Engram
2026-03-20
https://github.com/deepseek-ai/Engram/blob/main/Engram_paper.pdf1. What is the paper about as a whole?
It's about integrating knowledge retrieval with the network weights.
The authors show that dynamically fetching N-grams of the tokens and adding them to the hidden state improve performance in iso-metrics (i.e. compute or total number of weights being equal).
2. What is being said in detail, and how?
The paper makes a hypothesis that knowledge retrieval is a trivial type of compute and there is potential free attention resources. They use heuristic-type n-grams to create a hash table of weights that can be loaded in the network before attention by addition. Basically:
mem = concat( hashlookup(2grams) , hashlookup(3grams) ) h(out) = h(in) + conv( h(in) . ( gate(h(in) * mem) * mem) )
The weight update happens in the mHC residual stream. A gating mechanism ensures that only relevant weights get added and the others get pushed to zero.

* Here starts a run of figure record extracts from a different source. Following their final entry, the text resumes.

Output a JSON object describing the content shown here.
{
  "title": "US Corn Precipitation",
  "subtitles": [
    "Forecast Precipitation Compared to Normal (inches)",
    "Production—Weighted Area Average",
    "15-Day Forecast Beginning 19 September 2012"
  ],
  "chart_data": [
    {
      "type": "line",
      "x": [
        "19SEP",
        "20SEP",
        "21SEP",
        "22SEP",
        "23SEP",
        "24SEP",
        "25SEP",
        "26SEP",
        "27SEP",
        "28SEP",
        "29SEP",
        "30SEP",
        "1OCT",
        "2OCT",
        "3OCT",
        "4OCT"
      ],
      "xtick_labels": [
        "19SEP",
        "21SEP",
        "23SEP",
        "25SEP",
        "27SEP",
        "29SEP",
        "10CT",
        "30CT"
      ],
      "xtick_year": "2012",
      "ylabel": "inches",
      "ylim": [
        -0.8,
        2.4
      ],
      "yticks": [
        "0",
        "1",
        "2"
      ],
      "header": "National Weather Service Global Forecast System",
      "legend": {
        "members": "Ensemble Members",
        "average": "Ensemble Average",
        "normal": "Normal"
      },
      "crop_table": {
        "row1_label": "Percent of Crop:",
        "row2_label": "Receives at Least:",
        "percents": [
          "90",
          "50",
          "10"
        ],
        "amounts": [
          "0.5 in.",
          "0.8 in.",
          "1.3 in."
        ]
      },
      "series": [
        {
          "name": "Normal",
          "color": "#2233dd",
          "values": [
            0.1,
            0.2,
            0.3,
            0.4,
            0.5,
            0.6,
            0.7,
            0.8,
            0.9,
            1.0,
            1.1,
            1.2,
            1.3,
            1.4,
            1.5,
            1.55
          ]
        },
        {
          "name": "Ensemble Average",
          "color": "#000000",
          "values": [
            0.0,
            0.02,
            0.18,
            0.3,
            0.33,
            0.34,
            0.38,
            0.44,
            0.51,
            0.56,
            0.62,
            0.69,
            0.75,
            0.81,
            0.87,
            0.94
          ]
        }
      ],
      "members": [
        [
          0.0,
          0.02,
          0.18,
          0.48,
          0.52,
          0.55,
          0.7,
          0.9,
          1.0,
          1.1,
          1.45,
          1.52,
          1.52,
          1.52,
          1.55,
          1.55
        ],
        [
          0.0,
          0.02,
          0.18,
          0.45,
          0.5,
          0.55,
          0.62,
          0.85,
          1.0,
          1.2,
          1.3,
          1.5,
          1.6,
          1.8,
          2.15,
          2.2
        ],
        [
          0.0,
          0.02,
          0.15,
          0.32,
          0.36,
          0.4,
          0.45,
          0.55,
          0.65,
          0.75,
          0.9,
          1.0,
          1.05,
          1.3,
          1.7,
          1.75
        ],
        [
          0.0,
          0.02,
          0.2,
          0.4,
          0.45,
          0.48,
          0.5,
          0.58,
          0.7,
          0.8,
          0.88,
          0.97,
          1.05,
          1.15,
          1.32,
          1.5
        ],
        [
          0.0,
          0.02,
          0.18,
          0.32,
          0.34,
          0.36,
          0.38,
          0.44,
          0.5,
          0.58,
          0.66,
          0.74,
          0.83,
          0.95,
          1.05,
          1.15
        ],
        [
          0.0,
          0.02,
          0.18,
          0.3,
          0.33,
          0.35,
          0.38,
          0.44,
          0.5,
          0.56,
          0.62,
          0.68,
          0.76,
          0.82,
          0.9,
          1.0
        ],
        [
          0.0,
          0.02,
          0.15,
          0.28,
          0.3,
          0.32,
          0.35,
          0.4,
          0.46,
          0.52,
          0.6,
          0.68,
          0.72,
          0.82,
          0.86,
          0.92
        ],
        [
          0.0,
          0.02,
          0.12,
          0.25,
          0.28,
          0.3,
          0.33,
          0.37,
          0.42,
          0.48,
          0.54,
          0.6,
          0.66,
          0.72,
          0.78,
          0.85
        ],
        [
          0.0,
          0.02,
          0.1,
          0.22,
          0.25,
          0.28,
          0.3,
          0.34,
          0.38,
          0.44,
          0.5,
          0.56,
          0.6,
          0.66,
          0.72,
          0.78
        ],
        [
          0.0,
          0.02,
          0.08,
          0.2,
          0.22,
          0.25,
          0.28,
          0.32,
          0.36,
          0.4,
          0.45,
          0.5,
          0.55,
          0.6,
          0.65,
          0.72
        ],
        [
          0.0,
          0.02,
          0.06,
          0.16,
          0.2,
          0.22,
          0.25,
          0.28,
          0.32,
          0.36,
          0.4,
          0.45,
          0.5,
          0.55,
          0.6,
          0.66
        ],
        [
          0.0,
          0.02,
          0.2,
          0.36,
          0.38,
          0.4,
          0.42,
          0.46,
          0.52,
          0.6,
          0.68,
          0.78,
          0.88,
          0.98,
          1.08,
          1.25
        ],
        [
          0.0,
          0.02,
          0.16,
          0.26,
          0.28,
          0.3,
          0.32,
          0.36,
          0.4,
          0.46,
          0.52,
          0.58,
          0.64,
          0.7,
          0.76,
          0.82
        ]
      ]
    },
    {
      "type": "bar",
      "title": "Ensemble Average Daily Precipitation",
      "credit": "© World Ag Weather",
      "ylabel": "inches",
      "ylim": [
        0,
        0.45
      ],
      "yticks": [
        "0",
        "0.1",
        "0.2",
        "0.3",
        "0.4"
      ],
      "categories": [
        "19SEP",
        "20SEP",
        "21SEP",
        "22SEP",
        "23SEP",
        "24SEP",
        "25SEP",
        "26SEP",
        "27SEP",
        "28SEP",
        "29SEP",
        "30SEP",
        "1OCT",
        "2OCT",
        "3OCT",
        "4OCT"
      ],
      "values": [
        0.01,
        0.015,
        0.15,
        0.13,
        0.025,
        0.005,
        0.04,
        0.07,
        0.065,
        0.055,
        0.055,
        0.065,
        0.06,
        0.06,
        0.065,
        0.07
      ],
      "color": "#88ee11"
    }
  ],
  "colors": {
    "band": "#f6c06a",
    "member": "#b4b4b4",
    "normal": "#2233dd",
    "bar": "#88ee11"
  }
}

The engram is applied in parallel heads (the mHC streams) to avoid hash collisions. Also, there is some optimization by merging some of the semantically similar tokens.
They make several studies - comparing results to MoE-architecture with same or more parameters. Results show, that Engram architecture is more efficient in terms of parameters.
Moreover, there is an added benefit that this hash-table is fixed and can be pre-fetched the moment we know our tokens.
3. Is the paper true, in whole or part?
The paper relies on prior DeepSeek-specific architectures and advancements. It's hard to say if the approach would generalize to more traditional forms of transformer; mHC is a fairly recent concept and has not been properly battle tested
4. What of it?
It seems like a promising way to build on top of DeepSeek's prior architecture - namely mHC. DeepSeek are advancing the field and a more comprehensive look at their pipeline is worth it. They seem to be packing more in less parameters.
The hypothesis that knowledge retrieval is interspersed with attention compute is fascinating. There is probably a better way to fetch knowledge than weights based on n-grams but it's a promising direction and they show results.